Enorme Wertschwankungen

Die Deutsche Bundesbank sieht Kryptowährungen ebenfalls als Tauschmittel. Den Begriff „digitales Geld“ für Bitcoin und andere Digitalwährungen meidet sie und spricht stattdessen von Krypto-Token, also digitalen Wertmarken. „Bitcoin besitzen keinen intrinsischen Wert, sondern nur einen Tauschwert“, stellte Carl-Ludwig Thiele Vorstandsmitglied der Deutschen Bundesbank, vor einiger Zeit klar. „Insofern stellt sich auch immer die Frage, was das ‚Guthaben‘ tatsächlich wert ist.“ Investoren müssten jederzeit mit hohen Verlusten bis hin zum Totalverlust rechnen.

Das größte Problem sind auch für Immobilienverkäufer die enormen Wertschwankungen. Keine Zentralbank steuert den Wert von Digitalwährungen, also ergibt er sich lediglich aus Angebot und Nachfrage. Schwankungen von mehreren hundert Dollar pro Tag sind bei Bitcoin daher nichts Ungewöhnliches. Bisweilen geht der Kurs der Digitalwährung innerhalb weniger Tagen um mehr als tausend Dollar nach oben – nur um ebenso rasant wieder abzustürzen. Der Bitcoin-Preis, auf den sich Käufer und Verkäufer am Verkaufstag einigen, kann wenige Stunden später schon wieder viel zu niedrig angesetzt sein.

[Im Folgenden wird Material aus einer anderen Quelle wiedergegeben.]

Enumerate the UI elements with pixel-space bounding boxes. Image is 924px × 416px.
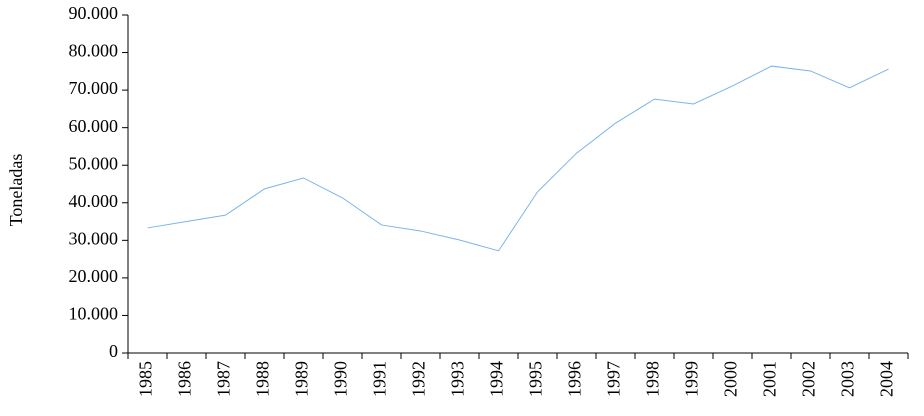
x-tick-label: 1996 [565,361,585,397]
y-axis-label: Toneladas [6,154,26,227]
x-tick-label: 2001 [760,361,780,397]
x-tick-label: 1985 [136,361,156,397]
x-tick-label: 1992 [409,361,429,397]
x-tick-label: 1995 [526,361,546,397]
y-tick-label: 10.000 [69,304,119,324]
x-tick-label: 1993 [448,361,468,397]
x-tick-label: 1990 [331,361,351,397]
x-tick-label: 2003 [838,361,858,397]
x-tick-label: 1997 [604,361,624,397]
x-tick-label: 1994 [487,361,507,397]
x-tick-label: 2002 [799,361,819,397]
x-tick-label: 1988 [253,361,273,397]
x-tick-label: 2004 [877,361,897,397]
y-tick-label: 60.000 [69,116,119,136]
x-tick-label: 1989 [292,361,312,397]
y-tick-label: 20.000 [69,266,119,286]
y-tick-label: 0 [109,341,118,361]
y-tick-label: 90.000 [69,3,119,23]
y-tick-label: 50.000 [69,153,119,173]
x-tick-label: 1987 [214,361,234,397]
x-tick-label: 1986 [175,361,195,397]
y-tick-label: 70.000 [69,78,119,98]
y-tick-label: 30.000 [69,228,119,248]
x-tick-label: 1991 [370,361,390,397]
x-tick-label: 2000 [721,361,741,397]
x-tick-label: 1999 [682,361,702,397]
x-tick-label: 1998 [643,361,663,397]
y-tick-label: 40.000 [69,191,119,211]
y-tick-label: 80.000 [69,41,119,61]
data-line [147,65,889,252]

Das zeigt auch das Beispiel von Felix Haas: Die Zwei-Zimmer-Wohnung, die der Unternehmer im Dezember 2017 für 37,8 Bitcoin zum Verkauf anbot, wäre heute mehr als 80 Bitcoin wert. Hätte Haas damals zum angesetzten Preis verkauft und die Bitcoin gehalten, wäre er nun umgerechnet um fast 300.000 Euro ärmer. An die Zukunft von Kryptowährungen glaubt Haas trotzdem – wenn auch nicht unbedingt als Zahlungsmittel. Der Münchner Tech-Investor tüftelt derzeit an einer Idee, wie er mit Hilfe der Blockchain, der Technologie hinter Kryptowährungen, Immobilienkäufe sicherer gestalten kann.